- Release poster
- Directed by: Jamie Adams
- Written by: Jamie Adams
- Produced by: Tom George; Rebecca Long;
- Starring: Martin Freeman; Josh Hutcherson; Malin Akerman; Jess Weixler; Craig Roberts;
- Cinematography: Ryan Eddleston
- Edited by: Mike Hopkins; Matt Platts-Mills;
- Music by: Andy Burrows
- Production companies: Happy Hour Productions; Boudica Entertainment; Principal Film Finance;
- Distributed by: Cineverse
- Release date: 9 June 2026 (VOD);
- Country: United Kingdom
- Language: English

= Let's Love (film) =

British comedy film

Let's Love is a 2026 British comedy film from Jamie Adams, starring Martin Freeman, Josh Hutcherson, Malin Akerman, Jess Weixler and Craig Roberts.

==Premise==
Filmmakers and actors reunite in Wales to celebrate the ten-year anniversary of their hit film.

==Cast==
- Martin Freeman as Nigel
- Josh Hutcherson as Jackson
- Malin Akerman as Andrea
- Jess Weixler as Jess
- Craig Roberts
- Richard Elis
- Chloé Jouannet
- Mia Carragher

==Production==
The film is written and directed by Jamie Adams. It is produced by Tom George and Rebecca Long, Happy Hour Productions and Boudica Entertainment in association with Principal Film Finance.

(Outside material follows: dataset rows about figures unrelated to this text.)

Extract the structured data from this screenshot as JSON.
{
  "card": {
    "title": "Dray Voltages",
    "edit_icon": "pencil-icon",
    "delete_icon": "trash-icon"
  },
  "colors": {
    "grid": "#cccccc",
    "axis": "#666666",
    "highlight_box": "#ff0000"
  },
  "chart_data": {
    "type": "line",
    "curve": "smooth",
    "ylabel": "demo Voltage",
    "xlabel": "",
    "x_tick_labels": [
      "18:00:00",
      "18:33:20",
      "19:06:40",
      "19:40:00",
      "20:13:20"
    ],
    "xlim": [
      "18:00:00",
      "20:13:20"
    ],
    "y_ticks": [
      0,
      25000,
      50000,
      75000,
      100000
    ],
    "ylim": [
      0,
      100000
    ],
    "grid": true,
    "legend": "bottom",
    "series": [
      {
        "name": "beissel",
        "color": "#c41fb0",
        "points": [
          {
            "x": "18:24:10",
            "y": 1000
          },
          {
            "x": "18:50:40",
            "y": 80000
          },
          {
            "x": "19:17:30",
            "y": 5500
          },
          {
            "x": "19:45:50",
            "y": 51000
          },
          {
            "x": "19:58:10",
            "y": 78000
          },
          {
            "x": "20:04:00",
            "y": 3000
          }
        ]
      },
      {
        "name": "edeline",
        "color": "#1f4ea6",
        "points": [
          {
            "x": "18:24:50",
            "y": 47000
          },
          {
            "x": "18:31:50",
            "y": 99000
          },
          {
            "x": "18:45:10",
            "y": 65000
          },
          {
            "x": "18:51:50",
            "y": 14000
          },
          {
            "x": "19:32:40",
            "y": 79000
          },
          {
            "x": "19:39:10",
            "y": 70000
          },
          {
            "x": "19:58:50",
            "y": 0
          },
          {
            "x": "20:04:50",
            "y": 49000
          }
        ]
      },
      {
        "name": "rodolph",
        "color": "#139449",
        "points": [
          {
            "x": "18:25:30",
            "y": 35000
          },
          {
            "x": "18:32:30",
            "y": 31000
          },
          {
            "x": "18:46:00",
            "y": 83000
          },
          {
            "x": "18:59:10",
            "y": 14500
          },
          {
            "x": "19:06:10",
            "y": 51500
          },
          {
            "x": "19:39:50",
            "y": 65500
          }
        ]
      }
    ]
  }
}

The dialogue in the film is largely improvised by the cast which is led by Martin Freeman, Craig Roberts, Josh Hutcherson, Malin Akerman and Jess Weixler with Mia Carragher.

Principal photography took place in Wales in 2024. Filming locations include Cardiff, the Brecon Beacons, Porthcawl and at Dragon Studios in Bridgend.

==Release==
Let's Love was released on video on demand on 9 June 2026.